TRUE - policy.sentinel:6:15 - is_open_hours
TRUE - policy.sentinel:5:24 - hour > 8 and hour < 17
TRUE - policy.sentinel:5:24 - hour > 8
TRUE - policy.sentinel:5:37 - hour < 17
FALSE - policy.sentinel:6:33 - is_weekday
FALSE - policy.sentinel:4:21 - day not in ["saturday", "sunday"]
TRUE - policy.sentinel:5:1 - Rule "is_open_hours"
TRUE - policy.sentinel:5:24 - hour > 8
TRUE - policy.sentinel:5:37 - hour < 17
FALSE - policy.sentinel:4:1 - Rule "is_weekday"
The least-nested values are all rules. It begins with the
value of that rule (TRUE
or FALSE
) followed by the location and name
of the rule.

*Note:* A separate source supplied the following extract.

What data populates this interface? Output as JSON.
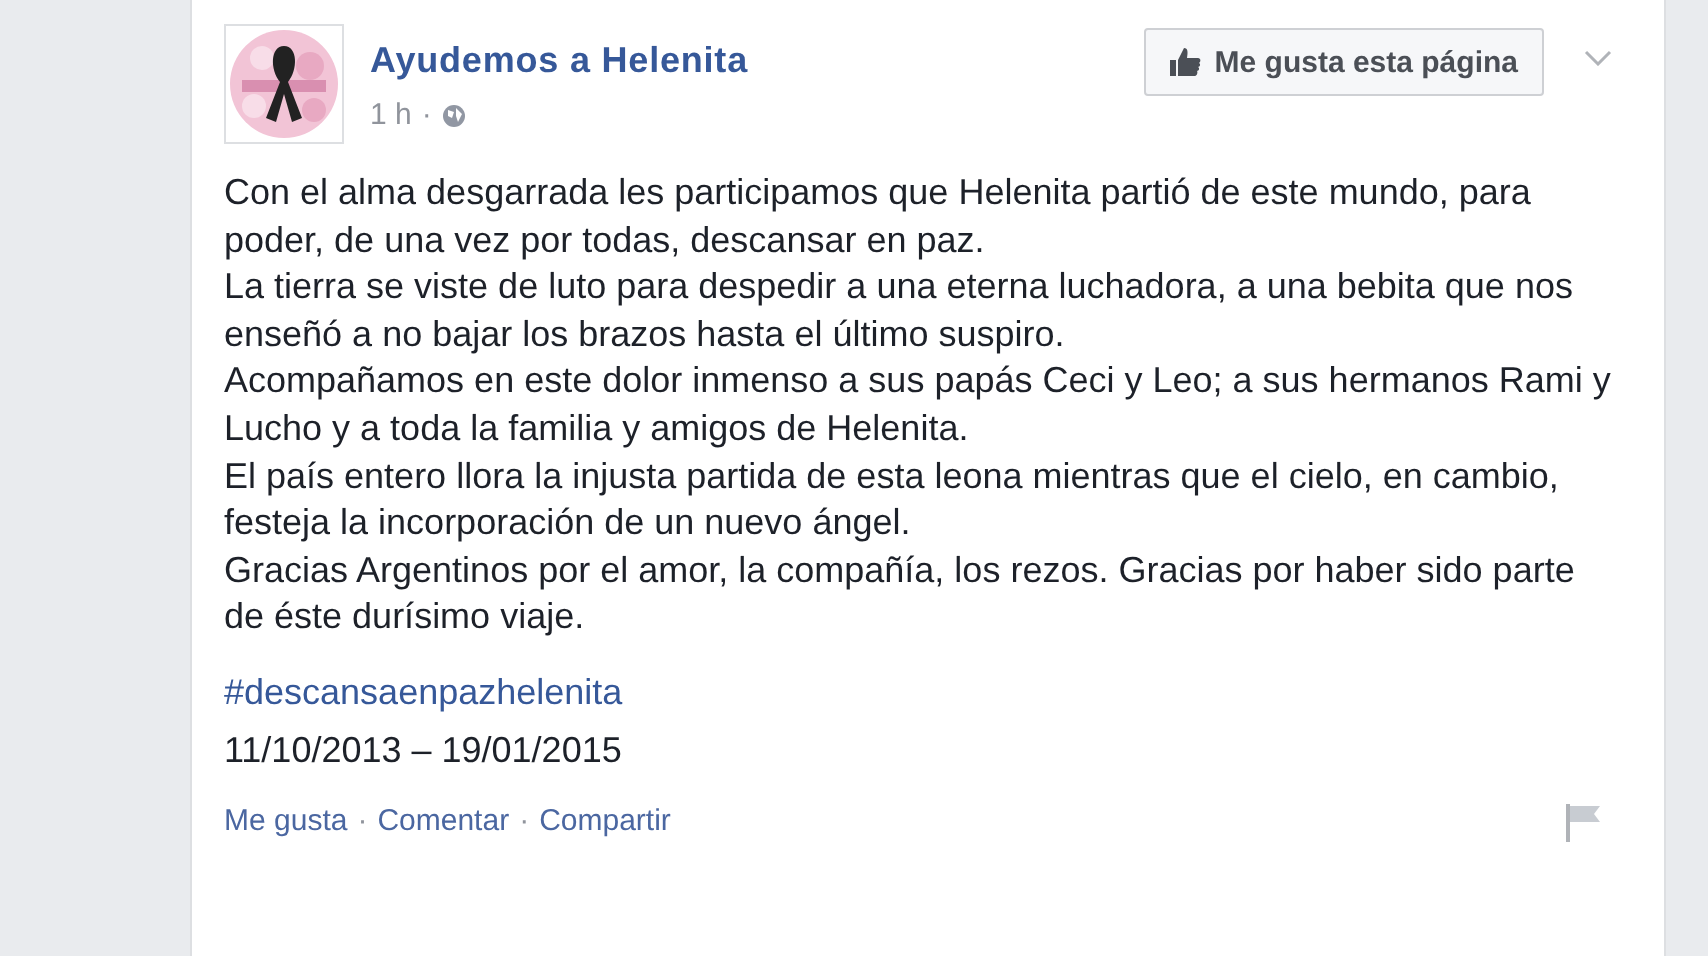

Notice that the main
rule is false, the is_open_hours
rule is true, and the is_weekday
rule is false.
We know that main requires both is_open_hours
and is_weekday
to be
true, so based on the trace, we can tell that main failed because
is_weekday
was false. We can then go to the definition of is_weekday
in the source and determine the logical failure.
The trace also breaks down more complex logical expressions. Notice that
is_open_hours
is split into the two sides of the and
, but is_weekday
has no values under it. Because is_weekday
is itself a single boolean
expression, the failure isn't repeated. But for is_open_hours
, you can also
see the result of each side of the boolean expression.
Missing Rules or Expressions
The Sentinel runtime sometimes optimizes away executions completely. This can result in a trace being incomplete. If you don't see a rule or boolean expression within the trace, it means the runtime didn't execute it at all.
Consider the example policy:
main = rule { 42 > 40 or 10 < 5 }
If we run it with trace:
$ sentinel apply -trace policy.sentinel
TRUE - policy.sentinel:1:1 - Rule "main"
TRUE - policy.sentinel:1:15 - 42 > 40
Notice that the expression 10 < 5
is not present in the trace.
Since 42 > 40
is true, the entire or
can be short-circuited and
the result is known to be true. Remaining parts of the expression are not
executed and are therefore not present in the trace.